Dans Le Podcast des Légendes, l’ancien meneur de jeu des Girondins de Bordeaux, Jean-Marc Ferreri, s’est exprimé sur Raymond Goethals, l’entraineur qu’il eut au FCGB mais aussi à Marseille.
« Quand Raymond arrive à Bordeaux, le club est un peu en crise. Le coach est viré, et Aimé Jacquet a laissé une trace indélébile et exceptionnelle avec Bordeaux. Goethals était un coach très chevronné, avec beaucoup de charisme. On part un peu dans l’inconnu, le club est quand même en crise quand il arrive. Et puis, la mayonnaise prend, il fait un super recrutement avec son adjoint. On a des bons résultats tout de suite, donc forcément… ça n’a pas été la même approche que quand je l’ai eu à Marseille où il y avait une équipe avec des vieux briscards, pratiquement que des joueurs de l’Equipe de France qui étaient déjà là ».

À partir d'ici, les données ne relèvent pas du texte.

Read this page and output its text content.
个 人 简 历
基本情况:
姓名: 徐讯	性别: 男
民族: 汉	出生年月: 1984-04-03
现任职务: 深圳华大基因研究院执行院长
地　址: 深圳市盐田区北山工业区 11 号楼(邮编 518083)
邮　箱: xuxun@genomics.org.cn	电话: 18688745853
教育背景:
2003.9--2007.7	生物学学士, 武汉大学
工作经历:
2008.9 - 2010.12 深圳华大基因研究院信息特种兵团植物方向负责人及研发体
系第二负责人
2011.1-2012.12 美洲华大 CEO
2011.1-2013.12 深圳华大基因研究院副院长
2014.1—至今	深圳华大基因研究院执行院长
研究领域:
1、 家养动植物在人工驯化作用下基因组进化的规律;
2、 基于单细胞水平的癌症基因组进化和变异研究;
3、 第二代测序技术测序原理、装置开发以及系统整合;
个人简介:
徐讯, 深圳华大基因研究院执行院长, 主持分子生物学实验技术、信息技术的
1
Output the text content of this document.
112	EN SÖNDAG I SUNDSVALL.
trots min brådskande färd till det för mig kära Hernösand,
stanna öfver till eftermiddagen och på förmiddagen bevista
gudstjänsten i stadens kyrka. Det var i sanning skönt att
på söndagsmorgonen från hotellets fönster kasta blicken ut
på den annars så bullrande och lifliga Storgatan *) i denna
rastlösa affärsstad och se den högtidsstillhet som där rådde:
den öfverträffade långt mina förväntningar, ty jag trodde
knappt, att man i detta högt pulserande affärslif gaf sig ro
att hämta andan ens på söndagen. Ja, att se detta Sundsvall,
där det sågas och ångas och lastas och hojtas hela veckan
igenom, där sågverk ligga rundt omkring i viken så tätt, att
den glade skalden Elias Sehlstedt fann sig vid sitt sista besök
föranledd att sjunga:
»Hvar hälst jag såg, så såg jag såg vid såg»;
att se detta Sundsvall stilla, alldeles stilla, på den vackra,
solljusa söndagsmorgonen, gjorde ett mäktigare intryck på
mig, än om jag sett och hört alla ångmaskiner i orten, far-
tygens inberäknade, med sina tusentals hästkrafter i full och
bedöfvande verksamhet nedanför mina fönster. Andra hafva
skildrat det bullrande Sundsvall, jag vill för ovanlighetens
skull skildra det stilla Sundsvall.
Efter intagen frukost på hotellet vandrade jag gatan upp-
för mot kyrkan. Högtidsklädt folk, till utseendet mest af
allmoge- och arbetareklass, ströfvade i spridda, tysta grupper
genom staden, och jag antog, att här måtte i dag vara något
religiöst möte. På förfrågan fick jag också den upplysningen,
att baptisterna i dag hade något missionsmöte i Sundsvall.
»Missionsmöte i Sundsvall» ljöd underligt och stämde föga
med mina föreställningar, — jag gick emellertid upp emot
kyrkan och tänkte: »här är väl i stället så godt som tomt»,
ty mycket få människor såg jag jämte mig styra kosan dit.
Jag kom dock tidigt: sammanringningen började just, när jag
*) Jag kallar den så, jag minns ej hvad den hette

Quel président avait de l’influence sur la composition ?
« Non, Claude Bez n’avait pas d’influence sur la composition comparé à Bernard Tapie, mais Claude Bez était quand même derrière lui, et il avait un charisme incroyable. Quand ça n’allait pas, tu l’écoutais. Mais évidemment, dans les compos d’équipe et l’omniprésence, Bernard Tapie est inégalable. Il y avait une grosse pression du Boss sur lui, et souvent c’était les choix de Bernard Tapie et non pas de Raymond quand il y avait une compo d’équipe ».